“Who did God create me to be?” I had come to the realization that God had created me unique, but I had distorted my uniqueness with falsity. I wanted to discover who God created me to be, not who I had created myself to be. To do this I needed to begin identifying the false illusions that I had spun about myself, so that I could shed them and uncover my true self, the unique one that God had created me to be.
It was soon quite evident to me that although this was in many ways a very personal journey, it was in fact a journey every single human being must undergo if we have any hope of hearing God’s still small voice that tells us who we are. If we are to shed the lies that we have spun about ourselves in creating the false self, and finally discover the truth of which we are created and called to be, we need help.

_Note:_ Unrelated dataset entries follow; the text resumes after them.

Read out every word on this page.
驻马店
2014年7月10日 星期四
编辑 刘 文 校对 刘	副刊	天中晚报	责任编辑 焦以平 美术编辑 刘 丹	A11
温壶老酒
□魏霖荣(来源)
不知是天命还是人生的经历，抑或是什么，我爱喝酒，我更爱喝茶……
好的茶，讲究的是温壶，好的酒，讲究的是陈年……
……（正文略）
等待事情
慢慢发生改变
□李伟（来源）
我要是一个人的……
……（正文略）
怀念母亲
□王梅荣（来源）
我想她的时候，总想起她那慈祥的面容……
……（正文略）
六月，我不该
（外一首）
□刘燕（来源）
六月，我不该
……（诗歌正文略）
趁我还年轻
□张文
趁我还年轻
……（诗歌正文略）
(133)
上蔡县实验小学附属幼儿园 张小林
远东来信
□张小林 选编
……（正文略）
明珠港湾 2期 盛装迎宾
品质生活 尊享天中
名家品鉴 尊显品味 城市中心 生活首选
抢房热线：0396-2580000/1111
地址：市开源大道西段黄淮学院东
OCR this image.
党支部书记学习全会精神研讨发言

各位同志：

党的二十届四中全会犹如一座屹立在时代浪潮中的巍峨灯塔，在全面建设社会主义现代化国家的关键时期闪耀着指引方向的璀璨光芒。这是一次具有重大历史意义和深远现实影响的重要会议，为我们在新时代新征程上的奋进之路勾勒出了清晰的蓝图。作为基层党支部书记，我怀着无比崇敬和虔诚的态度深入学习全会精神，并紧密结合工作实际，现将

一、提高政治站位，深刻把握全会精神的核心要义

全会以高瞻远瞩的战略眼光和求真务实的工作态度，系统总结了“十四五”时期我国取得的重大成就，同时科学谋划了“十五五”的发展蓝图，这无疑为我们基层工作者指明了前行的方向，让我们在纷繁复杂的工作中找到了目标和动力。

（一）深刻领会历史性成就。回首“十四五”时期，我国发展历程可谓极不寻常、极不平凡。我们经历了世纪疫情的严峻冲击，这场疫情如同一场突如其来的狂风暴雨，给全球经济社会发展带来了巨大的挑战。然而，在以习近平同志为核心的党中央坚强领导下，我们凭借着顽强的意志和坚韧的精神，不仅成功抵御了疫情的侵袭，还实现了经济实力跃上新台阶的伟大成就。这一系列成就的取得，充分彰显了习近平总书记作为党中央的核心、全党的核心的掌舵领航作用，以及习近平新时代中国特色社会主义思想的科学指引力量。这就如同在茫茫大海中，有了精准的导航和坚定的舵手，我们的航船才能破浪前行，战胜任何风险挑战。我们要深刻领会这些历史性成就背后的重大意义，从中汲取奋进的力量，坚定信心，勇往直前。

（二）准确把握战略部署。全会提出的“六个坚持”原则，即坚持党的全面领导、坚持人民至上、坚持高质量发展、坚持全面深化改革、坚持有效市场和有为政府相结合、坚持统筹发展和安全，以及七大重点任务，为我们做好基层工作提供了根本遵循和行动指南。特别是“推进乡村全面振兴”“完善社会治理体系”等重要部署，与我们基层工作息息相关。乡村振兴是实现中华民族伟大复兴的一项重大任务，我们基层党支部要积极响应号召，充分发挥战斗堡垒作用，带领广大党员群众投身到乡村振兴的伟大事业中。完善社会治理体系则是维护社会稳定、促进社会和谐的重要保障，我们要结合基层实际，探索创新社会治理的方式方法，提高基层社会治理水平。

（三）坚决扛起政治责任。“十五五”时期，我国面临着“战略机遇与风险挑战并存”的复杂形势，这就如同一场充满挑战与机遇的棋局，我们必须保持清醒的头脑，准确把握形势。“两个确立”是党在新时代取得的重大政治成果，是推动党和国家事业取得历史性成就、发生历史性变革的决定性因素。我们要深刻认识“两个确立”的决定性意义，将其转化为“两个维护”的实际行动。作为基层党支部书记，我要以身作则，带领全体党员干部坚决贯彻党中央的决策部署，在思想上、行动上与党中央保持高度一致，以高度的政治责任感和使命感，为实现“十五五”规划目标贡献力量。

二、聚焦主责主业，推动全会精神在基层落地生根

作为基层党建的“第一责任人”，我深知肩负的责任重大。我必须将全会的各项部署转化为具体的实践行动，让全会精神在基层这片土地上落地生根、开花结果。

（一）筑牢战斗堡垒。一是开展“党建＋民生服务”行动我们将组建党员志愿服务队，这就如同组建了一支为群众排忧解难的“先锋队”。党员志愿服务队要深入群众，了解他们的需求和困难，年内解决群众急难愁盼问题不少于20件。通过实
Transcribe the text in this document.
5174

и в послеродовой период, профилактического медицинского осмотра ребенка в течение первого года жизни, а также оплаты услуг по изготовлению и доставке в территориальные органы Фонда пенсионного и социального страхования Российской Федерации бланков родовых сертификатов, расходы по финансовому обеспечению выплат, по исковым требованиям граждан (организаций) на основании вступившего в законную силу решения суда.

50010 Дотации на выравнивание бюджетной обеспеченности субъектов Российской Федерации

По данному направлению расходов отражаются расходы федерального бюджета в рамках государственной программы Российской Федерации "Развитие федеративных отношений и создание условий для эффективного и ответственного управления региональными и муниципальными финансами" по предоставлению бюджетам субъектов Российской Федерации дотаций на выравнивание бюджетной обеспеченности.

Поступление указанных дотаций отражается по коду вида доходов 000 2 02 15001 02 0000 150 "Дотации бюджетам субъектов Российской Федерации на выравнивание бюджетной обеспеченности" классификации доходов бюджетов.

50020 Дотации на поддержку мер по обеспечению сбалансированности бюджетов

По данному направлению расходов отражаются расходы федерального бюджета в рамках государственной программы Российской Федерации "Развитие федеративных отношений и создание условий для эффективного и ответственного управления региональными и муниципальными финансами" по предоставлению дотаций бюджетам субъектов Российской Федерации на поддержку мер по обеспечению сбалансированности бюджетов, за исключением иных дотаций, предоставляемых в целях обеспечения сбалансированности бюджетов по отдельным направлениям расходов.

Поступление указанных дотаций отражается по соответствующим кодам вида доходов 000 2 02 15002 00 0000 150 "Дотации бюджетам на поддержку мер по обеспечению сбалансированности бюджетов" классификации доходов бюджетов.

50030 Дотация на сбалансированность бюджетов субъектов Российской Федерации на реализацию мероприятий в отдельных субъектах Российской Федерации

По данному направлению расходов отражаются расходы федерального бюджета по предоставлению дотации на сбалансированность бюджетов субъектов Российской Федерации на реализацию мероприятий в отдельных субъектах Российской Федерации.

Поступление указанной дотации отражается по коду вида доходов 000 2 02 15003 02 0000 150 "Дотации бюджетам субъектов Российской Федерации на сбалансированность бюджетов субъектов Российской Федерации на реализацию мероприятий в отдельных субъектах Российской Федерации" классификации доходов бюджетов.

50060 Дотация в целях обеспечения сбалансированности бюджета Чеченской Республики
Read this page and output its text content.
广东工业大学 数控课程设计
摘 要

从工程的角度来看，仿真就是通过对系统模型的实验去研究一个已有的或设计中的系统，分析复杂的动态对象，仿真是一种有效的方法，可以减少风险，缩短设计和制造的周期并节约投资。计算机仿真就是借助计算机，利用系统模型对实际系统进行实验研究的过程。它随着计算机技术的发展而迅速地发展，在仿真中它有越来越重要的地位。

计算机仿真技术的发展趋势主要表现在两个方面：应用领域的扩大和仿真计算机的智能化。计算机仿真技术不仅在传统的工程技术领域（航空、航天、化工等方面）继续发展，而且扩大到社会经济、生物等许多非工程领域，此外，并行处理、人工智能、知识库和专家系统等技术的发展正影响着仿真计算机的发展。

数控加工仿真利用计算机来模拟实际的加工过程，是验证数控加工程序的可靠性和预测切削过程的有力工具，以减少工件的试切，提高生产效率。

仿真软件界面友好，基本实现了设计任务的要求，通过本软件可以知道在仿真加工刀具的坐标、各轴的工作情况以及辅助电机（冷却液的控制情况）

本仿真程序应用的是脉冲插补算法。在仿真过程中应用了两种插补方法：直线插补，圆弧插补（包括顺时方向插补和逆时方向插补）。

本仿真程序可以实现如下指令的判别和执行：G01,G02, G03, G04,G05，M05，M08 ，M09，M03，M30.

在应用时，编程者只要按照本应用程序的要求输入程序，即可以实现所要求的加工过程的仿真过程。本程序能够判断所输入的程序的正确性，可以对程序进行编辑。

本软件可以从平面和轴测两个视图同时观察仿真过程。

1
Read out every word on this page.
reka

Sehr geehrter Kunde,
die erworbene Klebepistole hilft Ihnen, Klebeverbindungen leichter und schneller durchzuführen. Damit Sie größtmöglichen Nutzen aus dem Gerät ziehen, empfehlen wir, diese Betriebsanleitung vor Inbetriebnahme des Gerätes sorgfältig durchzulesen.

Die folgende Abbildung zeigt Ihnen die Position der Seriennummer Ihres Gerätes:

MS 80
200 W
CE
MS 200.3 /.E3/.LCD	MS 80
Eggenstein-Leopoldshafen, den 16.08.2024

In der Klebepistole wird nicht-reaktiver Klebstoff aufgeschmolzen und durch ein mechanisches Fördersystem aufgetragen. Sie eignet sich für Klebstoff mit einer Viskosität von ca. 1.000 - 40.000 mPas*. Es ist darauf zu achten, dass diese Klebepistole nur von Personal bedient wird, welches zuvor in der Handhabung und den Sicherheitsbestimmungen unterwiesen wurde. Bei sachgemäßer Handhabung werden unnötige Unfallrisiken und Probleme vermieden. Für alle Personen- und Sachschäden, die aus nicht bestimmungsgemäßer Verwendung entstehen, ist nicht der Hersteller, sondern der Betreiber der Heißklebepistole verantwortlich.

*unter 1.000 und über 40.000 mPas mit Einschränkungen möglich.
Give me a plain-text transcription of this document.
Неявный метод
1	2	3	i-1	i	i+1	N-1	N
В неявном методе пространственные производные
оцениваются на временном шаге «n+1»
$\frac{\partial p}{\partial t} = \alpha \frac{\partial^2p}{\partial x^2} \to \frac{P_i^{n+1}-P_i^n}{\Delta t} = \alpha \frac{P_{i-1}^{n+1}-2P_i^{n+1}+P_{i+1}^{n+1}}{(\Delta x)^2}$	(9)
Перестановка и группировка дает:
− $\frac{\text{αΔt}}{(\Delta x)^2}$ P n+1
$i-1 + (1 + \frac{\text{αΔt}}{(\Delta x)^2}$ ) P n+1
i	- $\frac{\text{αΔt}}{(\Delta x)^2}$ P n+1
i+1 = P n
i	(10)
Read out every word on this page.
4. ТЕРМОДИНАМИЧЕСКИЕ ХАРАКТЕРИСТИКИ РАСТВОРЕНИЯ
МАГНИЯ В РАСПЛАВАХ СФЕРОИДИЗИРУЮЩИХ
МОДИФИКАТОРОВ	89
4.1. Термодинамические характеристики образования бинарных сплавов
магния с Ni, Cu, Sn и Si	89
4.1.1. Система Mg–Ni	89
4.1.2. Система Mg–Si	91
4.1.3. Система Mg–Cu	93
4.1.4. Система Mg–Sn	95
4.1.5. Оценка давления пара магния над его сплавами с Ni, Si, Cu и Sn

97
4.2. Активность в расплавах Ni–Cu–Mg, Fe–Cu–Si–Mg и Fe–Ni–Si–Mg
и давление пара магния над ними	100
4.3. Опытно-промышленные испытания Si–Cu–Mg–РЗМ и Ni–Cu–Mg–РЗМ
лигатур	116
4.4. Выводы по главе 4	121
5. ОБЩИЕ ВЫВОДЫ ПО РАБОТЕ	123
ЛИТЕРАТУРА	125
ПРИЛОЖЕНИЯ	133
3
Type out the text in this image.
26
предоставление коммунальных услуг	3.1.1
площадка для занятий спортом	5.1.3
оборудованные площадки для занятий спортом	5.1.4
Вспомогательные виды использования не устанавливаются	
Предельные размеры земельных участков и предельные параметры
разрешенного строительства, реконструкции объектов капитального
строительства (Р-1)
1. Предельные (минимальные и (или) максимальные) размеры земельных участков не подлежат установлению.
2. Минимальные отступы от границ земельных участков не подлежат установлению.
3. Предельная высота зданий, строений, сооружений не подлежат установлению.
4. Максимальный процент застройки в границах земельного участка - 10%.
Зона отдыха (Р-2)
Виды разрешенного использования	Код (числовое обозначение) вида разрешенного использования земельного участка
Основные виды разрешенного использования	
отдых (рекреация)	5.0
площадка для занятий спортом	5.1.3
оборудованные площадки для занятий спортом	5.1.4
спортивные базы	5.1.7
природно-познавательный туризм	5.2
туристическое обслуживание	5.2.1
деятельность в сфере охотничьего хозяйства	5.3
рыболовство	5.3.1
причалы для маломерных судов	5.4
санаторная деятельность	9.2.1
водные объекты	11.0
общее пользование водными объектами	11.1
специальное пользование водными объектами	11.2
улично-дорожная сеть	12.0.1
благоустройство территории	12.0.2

The first astounding discovery I made was that I could not do what I had set out to do. I could not produce my true God-given self. At first quite disconcerting, it then dawned on me. If I am created in God’s image, and as a Christian saved by Jesus Christ, thus a person in whom the Holy Spirit lives, then this true self which I am seeking is already in the innermost depths of my being, my very heart, where God knows and speaks to me.
The search was not to obtain something. It was to discover something I already had, but was as yet unaware. This is the place where the Holy Spirit whispers to our spirit. The Apostle Paul, in Romans 8:16 states it thus, “It is that very Spirit bearing witness with our spirit that we are children of God.” NRS 1 It seemed right and reasonable to me that the Spirit was speaking to that true self within me. All those years while I was trying to create an identity that would satisfy my need to be respected, and to relieve my fear of rejection, God was speaking and calling to me as God's child. God knows this child, but does not know the false illusion that I had come to see as my identity. This is what Jesus meant in Matthew 25:12, when he said to the maidens who were not ready for the marriage feast; “Truly I say to you, I do not know you.” God knows the real me; the false me he does not know. Because the false me is an illusion, it is nothing, therefore there is nothing to know. God was already pointing to my true self while I was looking the other way developing the false self. As my false self becomes more and more evident I find that I can relinquish it and surrender to the true self that God is building in me. With this new-found self-knowledge, I am able to know God better because my true self is the very place that God knows me. The closer I get to God, the more I live out of my true self which is known by God. David Benner stated it quite succinctly in The Gift of Being Yourself 2 when he wrote “Knowing ourselves must therefore begin by knowing the self that is known by God.”
The false identity I had created to impress the world was an illusion, but the self that is known by God is my true self. Only in the discovery of my true self, the one existing in the presence of God, can I hope for inward stillness, the shear silence within, where I can hear God’s still small voice and live in obedience to God’s will.
As I reflected on key aspects of the journey, which as I have noted is still ongoing, I discovered a map of sort, not a linear, step by step document, but a guide to a dynamic ever present set of doorways that open and close, yet always lead my true self closer to God. These doorways are Contemplation, Waiting, Hope, and Assurance, each operating within a superstructure of Faith. This is important because we cannot begin the journey to inner stillness through these four doorways unless each is grounded in a deep abiding faith in Jesus Christ. Trusting God stands at the very heart of the journey because, along the way, so many situations, both good and bad, have the potential of derailing us. Faith opens us up to the light of God that radiates from the presence of God. Thomas Merton writes, “Faith is the opening of an inward eye, the eye of the heart, to be filled with the presence of divine light” (New Seeds of Contemplation) 3. This is the place where the true self resides. This is the place where inner stillness is experienced. Faith in God allows us to thank God for guiding us in life situations that can cause disequilibrium and chaos. Trusting the Lord gives us doorways that provide for the re-orientation and respite we need along the way. These doorways help us strip away the façade, discover humility, open our lives to surprise and patience, and rest in the sure and constant presence of God. In this way we journey toward peace, tranquility, rest and inner stillness.